The treatment for lower back pain is largely dependent upon dependent upon the findings of the orthopedic and neurological exam. If you are experiencing a neurological deficit (weakness, numbness, tingling) or pain that does not change with position, it is likely you may benefit from a referral to a pain medicine specialist or orthopedic doctor. If the pain is above the knee and intermittent (comes and goes with specific positions), it is more likely that your condition can be resolved with conservative therapy which may include chiropractic manipulation, soft tissue therapy and therapeutic exercise. The specific “diagnosis” must be supplemented with a functional diagnosis that includes a thorough history, palpation as well as a movement exam.

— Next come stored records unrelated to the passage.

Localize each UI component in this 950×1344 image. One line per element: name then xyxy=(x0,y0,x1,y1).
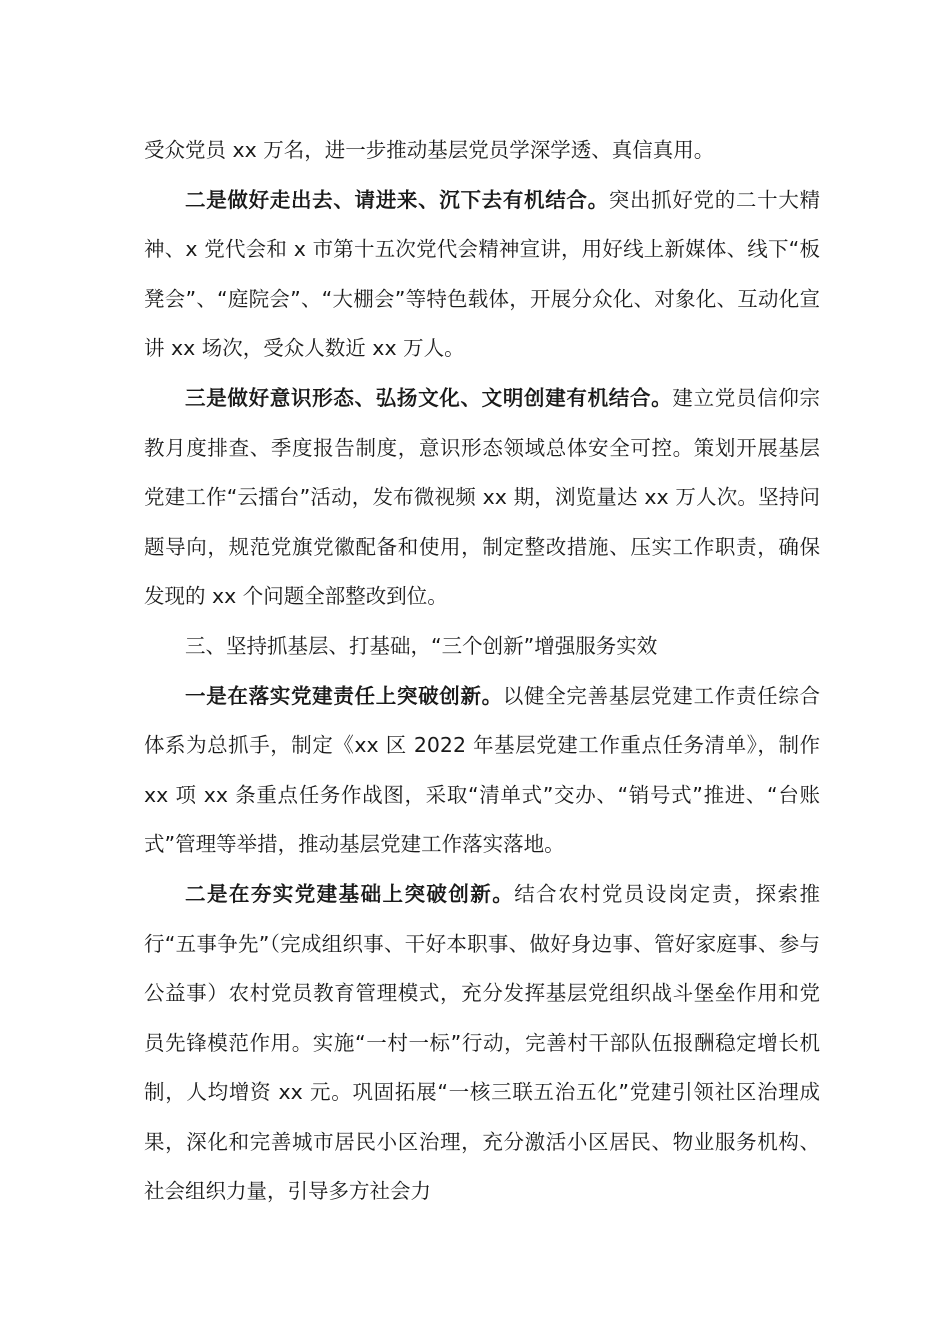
paragraph-lead: 二是在夯实党建基础上突破创新。 xyxy=(185,881,515,906)
section-heading-three xyxy=(144,622,820,672)
paragraph-point-three-ideology xyxy=(144,374,820,622)
paragraph-text: 结合农村党员设岗定责，探索推行“五事争先”（完成组织事、干好本职事、做好身边事、管好家庭事、参与公益事）农村党员教育管理模式，充分发挥基层党组织战斗堡垒作用和党员先锋模范作用。实施“一村一标”行动，完善村干部队伍报酬稳定增长机制，人均增资 xx 元。巩固拓展“一核三联五治五化”党建引领社区治理成果，深化和完善城市居民小区治理，充分激活小区居民、物业服务机构、社会组织力量，引导多方社会力 xyxy=(144,881,821,1204)
paragraph-point-two-outreach xyxy=(144,176,820,374)
paragraph-text: 建立党员信仰宗教月度排查、季度报告制度，意识形态领域总体安全可控。策划开展基层党建工作“云擂台”活动，发布微视频 xx 期，浏览量达 xx 万人次。坚持问题导向，规范党旗党徽配备和使用，制定整改措施、压实工作职责，确保发现的 xx 个问题全部整改到位。 xyxy=(144,385,821,609)
paragraph-point-one-responsibility xyxy=(144,672,820,870)
section-heading-text: 三、坚持抓基层、打基础，“三个创新”增强服务实效 xyxy=(185,633,658,658)
paragraph-lead: 一是在落实党建责任上突破创新。 xyxy=(185,683,503,708)
paragraph-lead: 三是做好意识形态、弘扬文化、文明创建有机结合。 xyxy=(185,385,673,410)
document-body xyxy=(144,126,820,1217)
paragraph-lead: 二是做好走出去、请进来、沉下去有机结合。 xyxy=(185,187,609,212)
paragraph-point-two-foundation xyxy=(144,870,820,1217)
paragraph-continuation xyxy=(144,126,820,176)
paragraph-text: 受众党员 xx 万名，进一步推动基层党员学深学透、真信真用。 xyxy=(144,138,715,162)
paragraph-text: 以健全完善基层党建工作责任综合体系为总抓手，制定《xx 区 2022 年基层党建工作重点任务清单》，制作 xx 项 xx 条重点任务作战图，采取“清单式”交办、“销号式”推进、“台账式”管理等举措，推动基层党建工作落实落地。 xyxy=(144,683,821,857)
paragraph-text: 突出抓好党的二十大精神、x 党代会和 x 市第十五次党代会精神宣讲，用好线上新媒体、线下“板凳会”、“庭院会”、“大棚会”等特色载体，开展分众化、对象化、互动化宣讲 xx 场次，受众人数近 xx 万人。 xyxy=(144,187,821,361)
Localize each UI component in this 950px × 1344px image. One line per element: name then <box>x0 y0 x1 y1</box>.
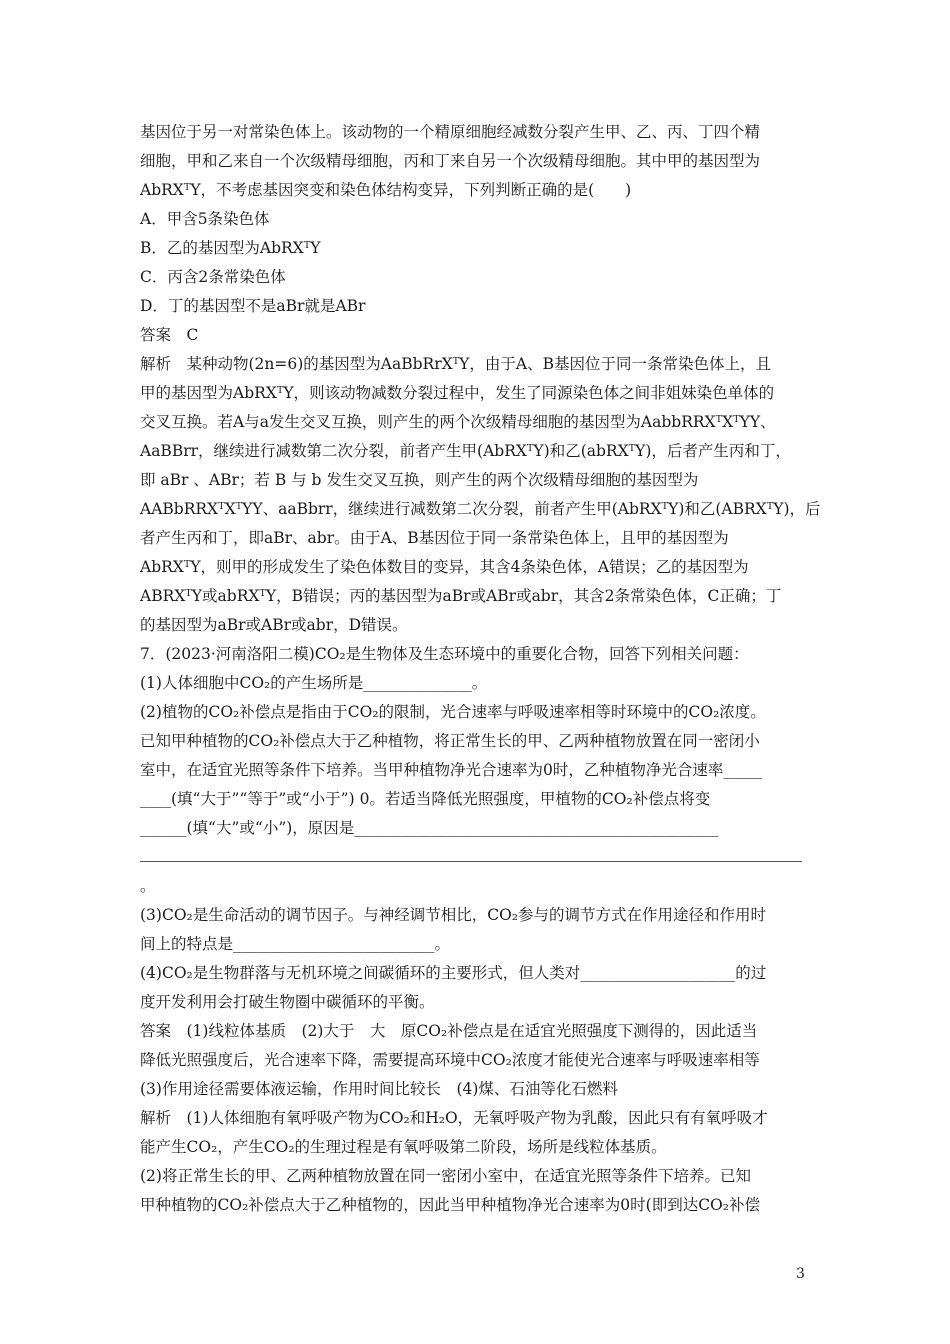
text-line: 。 <box>140 877 156 895</box>
analysis-line: 解析 (1)人体细胞有氧呼吸产物为CO₂和H₂O，无氧呼吸产物为乳酸，因此只有有氧呼吸才 <box>140 1109 768 1127</box>
answer-line: 答案 C <box>140 326 199 344</box>
text-line: 者产生丙和丁，即aBr、abr。由于A、B基因位于同一条常染色体上，且甲的基因型为 <box>140 529 729 547</box>
text-line: 室中，在适宜光照等条件下培养。当甲种植物净光合速率为0时，乙种植物净光合速率_____ <box>140 761 763 779</box>
text-line: 交叉互换。若A与a发生交叉互换，则产生的两个次级精母细胞的基因型为AabbRRXᵀXᵀYY、 <box>140 413 776 431</box>
text-line: (3)作用途径需要体液运输，作用时间比较长 (4)煤、石油等化石燃料 <box>140 1080 618 1098</box>
question-part-1: (1)人体细胞中CO₂的产生场所是______________。 <box>140 674 488 692</box>
question-title: 7．(2023·河南洛阳二模)CO₂是生物体及生态环境中的重要化合物，回答下列相关问题： <box>140 645 749 663</box>
page-number: 3 <box>796 1266 805 1282</box>
text-line: 降低光照强度后，光合速率下降，需要提高环境中CO₂浓度才能使光合速率与呼吸速率相等 <box>140 1051 760 1069</box>
question-part-2: (2)植物的CO₂补偿点是指由于CO₂的限制，光合速率与呼吸速率相等时环境中的CO₂浓度。 <box>140 703 766 721</box>
question-part-4: (4)CO₂是生物群落与无机环境之间碳循环的主要形式，但人类对____________________的过 <box>140 964 767 982</box>
text-line: ABRXᵀY或abRXᵀY，B错误；丙的基因型为aBr或ABr或abr，其含2条常染色体，C正确；丁 <box>140 587 782 605</box>
text-line: AaBBrr，继续进行减数第二次分裂，前者产生甲(AbRXᵀY)和乙(abRXᵀY)，后者产生丙和丁， <box>140 442 791 460</box>
text-line: 的基因型为aBr或ABr或abr，D错误。 <box>140 616 408 634</box>
option-c: C．丙含2条常染色体 <box>140 268 286 286</box>
blank-rule <box>140 861 802 862</box>
text-line: 即 aBr 、ABr；若 B 与 b 发生交叉互换，则产生的两个次级精母细胞的基因型为 <box>140 471 699 489</box>
document-body <box>140 118 821 1220</box>
text-line: 甲的基因型为AbRXᵀY，则该动物减数分裂过程中，发生了同源染色体之间非姐妹染色单体的 <box>140 384 775 402</box>
analysis-line: 解析 某种动物(2n=6)的基因型为AaBbRrXᵀY，由于A、B基因位于同一条常染色体上，且 <box>140 355 771 373</box>
text-line: AbRXᵀY，则甲的形成发生了染色体数目的变异，其含4条染色体，A错误；乙的基因型为 <box>140 558 749 576</box>
text-line: ______(填“大”或“小”)，原因是_______________________________________________ <box>140 819 719 837</box>
text-line: 基因位于另一对常染色体上。该动物的一个精原细胞经减数分裂产生甲、乙、丙、丁四个精 <box>140 123 761 141</box>
text-line: 细胞，甲和乙来自一个次级精母细胞，丙和丁来自另一个次级精母细胞。其中甲的基因型为 <box>140 152 761 170</box>
answer-blank-line <box>140 843 812 872</box>
text-line: 度开发利用会打破生物圈中碳循环的平衡。 <box>140 993 435 1011</box>
option-a: A．甲含5条染色体 <box>140 210 270 228</box>
text-line: 能产生CO₂，产生CO₂的生理过程是有氧呼吸第二阶段，场所是线粒体基质。 <box>140 1138 667 1156</box>
text-line: 间上的特点是__________________________。 <box>140 935 451 953</box>
text-line: 已知甲种植物的CO₂补偿点大于乙种植物，将正常生长的甲、乙两种植物放置在同一密闭小 <box>140 732 760 750</box>
text-line: AABbRRXᵀXᵀYY、aaBbrr，继续进行减数第二次分裂，前者产生甲(AbRXᵀY)和乙(ABRXᵀY)，后 <box>140 500 821 518</box>
option-b: B．乙的基因型为AbRXᵀY <box>140 239 321 257</box>
text-line: (2)将正常生长的甲、乙两种植物放置在同一密闭小室中，在适宜光照等条件下培养。已知 <box>140 1167 751 1185</box>
option-d: D．丁的基因型不是aBr就是ABr <box>140 297 366 315</box>
text-line: 甲种植物的CO₂补偿点大于乙种植物的，因此当甲种植物净光合速率为0时(即到达CO₂补偿 <box>140 1196 760 1214</box>
question-part-3: (3)CO₂是生命活动的调节因子。与神经调节相比，CO₂参与的调节方式在作用途径和作用时 <box>140 906 767 924</box>
text-line: ____(填“大于”“等于”或“小于”) 0。若适当降低光照强度，甲植物的CO₂补偿点将变 <box>140 790 711 808</box>
answer-line: 答案 (1)线粒体基质 (2)大于 大 原CO₂补偿点是在适宜光照强度下测得的，因此适当 <box>140 1022 758 1040</box>
text-line: AbRXᵀY，不考虑基因突变和染色体结构变异，下列判断正确的是( ) <box>140 181 632 199</box>
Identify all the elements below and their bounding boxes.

X-ray and/or MRI imaging does not provide your healthcare provider with sufficient information to construct a treatment plan designed to reduce pain and improve function long term.
What are a few ways you can prevent future occurrences of lower back pain?
A few of the predisposing factors for lower back pain include being overweight, smoking, being physically inactive, poor posture, aberrant breathing, limited motion in the upper back and restricted hip range of motion.
- Breathing is one of the most overlooked aspects of spinal stability and decompression. Due to aesthetics and stress, individuals generally with through their chest and use the superficial musculature of their neck (scalenes, SCM, Upper trapezius, pec minor) to create a forceful inhale. Learning to breathe using your diaphragm and expanding your abdomen at 360 degrees can assist with spinal stability, improved posture as well as spinal decompression.
- Posture can be a critical piece of the puzzle when it comes to preventing lower back pain. The lumbar spine naturally has a lordotic curvature (concave) which means that it can be easily irritated by spending excessive amounts of time in the reverse position (rounded out). Unfortunately due to the nature of a lot of jobs requiring time at a computer, on flights or at a desk, individuals are required to sit for a long period of time in a disadvantageous position. This can be offset by using a “lumbar pillow” to assist in maintaining the natural curvature and taking frequently microbreaks to move you spine through a full range of motion.
- Improve the range of motion in the joint surrounding you lower back (Thoracic Spine/Upper back as well as hips) can also help relief excessive tension on your spine. In general, the thoracic spine and hips are more mobile joints meant to provide a lot of the movement during activities such as walking, running, squatting and twisting. If the hips and upper back cannot provide adequate movement for these activities, the low back will take excessive load and can potentially be predisposed to injury.